Companies can also make their development efforts more effective by infusing them with lean-management principles. While lean thinking is commonplace in manufacturing environments, most companies, fearing that any effort to tinker with R&D systems might delay new-product introductions or dampen creativity, have only reluctantly applied it to them. In our experience, the meandering development timelines, bureaucratic roadblocks, and high levels of waste in the development processes of many companies do far more to dampen the spirits of top engineers than senior managers suspect. By seizing on the sense of urgency that difficult times create and challenging long-held assumptions about R&D processes, organizations can pinpoint the huge potential for improvement while sparking their employees’ creativity and energy.

An aerospace company, for example, used the conversations that a value-stream mapping exercise1 sparked to identify unnecessary process checks, wasteful approval requirements, and hidden bottlenecks in the flow of its R&D activities. Together, these problems lengthened development times by nearly 30 percent. Engineers found the exercise energizing and useful because it gave them their first opportunity to compare notes with other departments. It also initiated frank, fact-based discussions between engineers and senior managers about the causes of the bottlenecks and administrative delays that engineers observed in their day-to-day work. These discussions led to process changes that helped to increase the productivity of engineers involved in early-stage design activities by 25 percent. Such results aren’t unusual. Indeed, when large manufacturers focus lean teams on R&D, the teams often identify improvements that raise productivity by an amount equivalent to 8 to 10 percent of a company’s R&D costs while speeding time to market by up to 15 percent.

Finally, companies should view the downturn as an opportunity to upgrade their skills. While some R&D units are instituting hiring freezes and mandatory reductions, forward-looking organizations are searching outside for specialist talent in hopes of stealing a march on competitors. Some companies we know are proactively weeding out underperformers.
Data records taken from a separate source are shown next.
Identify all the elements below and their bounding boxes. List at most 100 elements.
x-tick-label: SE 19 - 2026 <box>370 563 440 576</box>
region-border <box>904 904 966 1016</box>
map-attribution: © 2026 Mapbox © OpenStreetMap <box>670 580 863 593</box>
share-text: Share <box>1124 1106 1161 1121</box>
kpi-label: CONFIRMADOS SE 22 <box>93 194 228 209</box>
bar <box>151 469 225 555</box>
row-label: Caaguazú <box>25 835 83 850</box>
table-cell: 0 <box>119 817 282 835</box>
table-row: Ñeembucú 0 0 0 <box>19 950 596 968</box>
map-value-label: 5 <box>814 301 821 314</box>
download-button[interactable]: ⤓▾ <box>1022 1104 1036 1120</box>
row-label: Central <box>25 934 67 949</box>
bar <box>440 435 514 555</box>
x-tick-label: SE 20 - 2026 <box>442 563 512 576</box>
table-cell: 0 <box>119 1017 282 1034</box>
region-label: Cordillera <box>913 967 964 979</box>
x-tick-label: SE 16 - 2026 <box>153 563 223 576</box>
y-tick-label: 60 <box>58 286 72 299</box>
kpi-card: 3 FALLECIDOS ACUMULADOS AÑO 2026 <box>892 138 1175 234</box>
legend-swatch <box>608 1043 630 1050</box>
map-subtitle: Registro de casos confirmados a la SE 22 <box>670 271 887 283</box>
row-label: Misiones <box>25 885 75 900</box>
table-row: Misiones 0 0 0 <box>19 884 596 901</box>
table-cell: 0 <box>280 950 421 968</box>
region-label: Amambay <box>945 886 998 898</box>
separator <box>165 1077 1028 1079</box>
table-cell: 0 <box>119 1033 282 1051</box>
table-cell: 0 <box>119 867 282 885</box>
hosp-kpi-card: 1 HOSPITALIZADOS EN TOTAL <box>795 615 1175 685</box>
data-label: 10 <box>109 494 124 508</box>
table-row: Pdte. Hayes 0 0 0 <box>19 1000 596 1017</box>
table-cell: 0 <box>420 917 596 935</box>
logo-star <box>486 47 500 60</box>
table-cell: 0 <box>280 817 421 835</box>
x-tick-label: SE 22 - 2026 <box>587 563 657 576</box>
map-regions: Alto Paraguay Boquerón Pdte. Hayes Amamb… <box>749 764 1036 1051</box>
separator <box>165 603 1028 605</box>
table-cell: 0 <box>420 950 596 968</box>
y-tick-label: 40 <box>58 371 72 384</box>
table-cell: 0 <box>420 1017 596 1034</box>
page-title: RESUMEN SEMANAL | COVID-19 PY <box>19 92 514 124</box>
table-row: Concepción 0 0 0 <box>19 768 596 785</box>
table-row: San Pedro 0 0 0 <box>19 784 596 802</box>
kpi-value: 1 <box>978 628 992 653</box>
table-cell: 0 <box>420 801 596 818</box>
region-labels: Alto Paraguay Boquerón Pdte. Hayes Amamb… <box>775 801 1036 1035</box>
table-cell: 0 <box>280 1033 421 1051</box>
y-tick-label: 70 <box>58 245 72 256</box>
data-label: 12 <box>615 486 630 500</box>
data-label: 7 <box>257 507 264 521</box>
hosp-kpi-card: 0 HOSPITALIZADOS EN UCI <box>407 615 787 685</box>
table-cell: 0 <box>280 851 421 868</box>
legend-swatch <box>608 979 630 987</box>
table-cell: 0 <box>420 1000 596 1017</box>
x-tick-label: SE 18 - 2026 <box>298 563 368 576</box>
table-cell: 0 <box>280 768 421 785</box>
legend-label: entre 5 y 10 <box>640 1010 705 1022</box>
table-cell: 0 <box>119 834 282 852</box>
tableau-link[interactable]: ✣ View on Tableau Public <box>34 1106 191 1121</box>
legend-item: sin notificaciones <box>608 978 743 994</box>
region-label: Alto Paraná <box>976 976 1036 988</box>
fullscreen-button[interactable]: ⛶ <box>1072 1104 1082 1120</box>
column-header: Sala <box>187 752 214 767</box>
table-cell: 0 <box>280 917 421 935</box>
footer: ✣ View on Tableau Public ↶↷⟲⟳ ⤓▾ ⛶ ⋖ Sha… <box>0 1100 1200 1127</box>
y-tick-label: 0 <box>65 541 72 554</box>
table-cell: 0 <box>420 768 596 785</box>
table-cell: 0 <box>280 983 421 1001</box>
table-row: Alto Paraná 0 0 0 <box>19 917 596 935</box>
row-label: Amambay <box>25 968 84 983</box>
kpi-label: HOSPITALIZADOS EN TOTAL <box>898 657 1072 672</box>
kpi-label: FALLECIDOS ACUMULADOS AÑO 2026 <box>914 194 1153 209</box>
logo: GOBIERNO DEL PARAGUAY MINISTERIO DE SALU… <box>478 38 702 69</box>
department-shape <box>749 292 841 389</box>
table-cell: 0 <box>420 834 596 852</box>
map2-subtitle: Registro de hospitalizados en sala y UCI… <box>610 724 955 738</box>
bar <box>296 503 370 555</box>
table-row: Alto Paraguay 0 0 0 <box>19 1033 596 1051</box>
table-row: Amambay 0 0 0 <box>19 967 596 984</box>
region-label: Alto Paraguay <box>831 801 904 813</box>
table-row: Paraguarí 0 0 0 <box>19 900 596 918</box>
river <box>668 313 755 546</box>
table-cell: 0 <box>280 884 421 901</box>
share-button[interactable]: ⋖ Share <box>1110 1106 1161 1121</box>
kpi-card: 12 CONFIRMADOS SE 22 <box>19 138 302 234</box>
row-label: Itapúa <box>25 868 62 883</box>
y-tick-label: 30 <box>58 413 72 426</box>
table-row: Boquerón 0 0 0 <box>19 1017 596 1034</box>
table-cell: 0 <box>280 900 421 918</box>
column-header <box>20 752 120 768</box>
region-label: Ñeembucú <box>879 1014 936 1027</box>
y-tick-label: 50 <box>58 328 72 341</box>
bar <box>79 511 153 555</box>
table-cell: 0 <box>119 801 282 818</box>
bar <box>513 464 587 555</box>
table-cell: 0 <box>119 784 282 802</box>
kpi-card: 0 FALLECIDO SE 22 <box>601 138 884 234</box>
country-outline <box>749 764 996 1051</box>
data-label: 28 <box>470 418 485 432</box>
A McKinsey study of the IT and business process outsourcing sectors found that top-quartile engineers were more than twice as productive as those in the bottom quartile,2 so a company that makes such moves can capture big savings quickly.

Notably, a few companies we know have explored their cost-management opportunities by redeploying talented engineers freed up through portfolio reviews. One automaker rotated some engineers into small, short-term projects, where—supported by functional experts such as purchasers and marketers—they looked for innovative, cost-saving ways to change products. These teams generated ideas, expected to be worth $2 billion a year, for modifying features, applying existing technology to new applications, and negotiating with suppliers for lower prices. What’s more, a few high-tech companies are capitalizing on the closer links between engineers and marketers to take a deep look at how much value consumers place on specific product features. One consumer electronics company, for example, used this information to modify a key product and reposition it into a higher-value consumer segment, ultimately increasing its gross margins by 30 percent.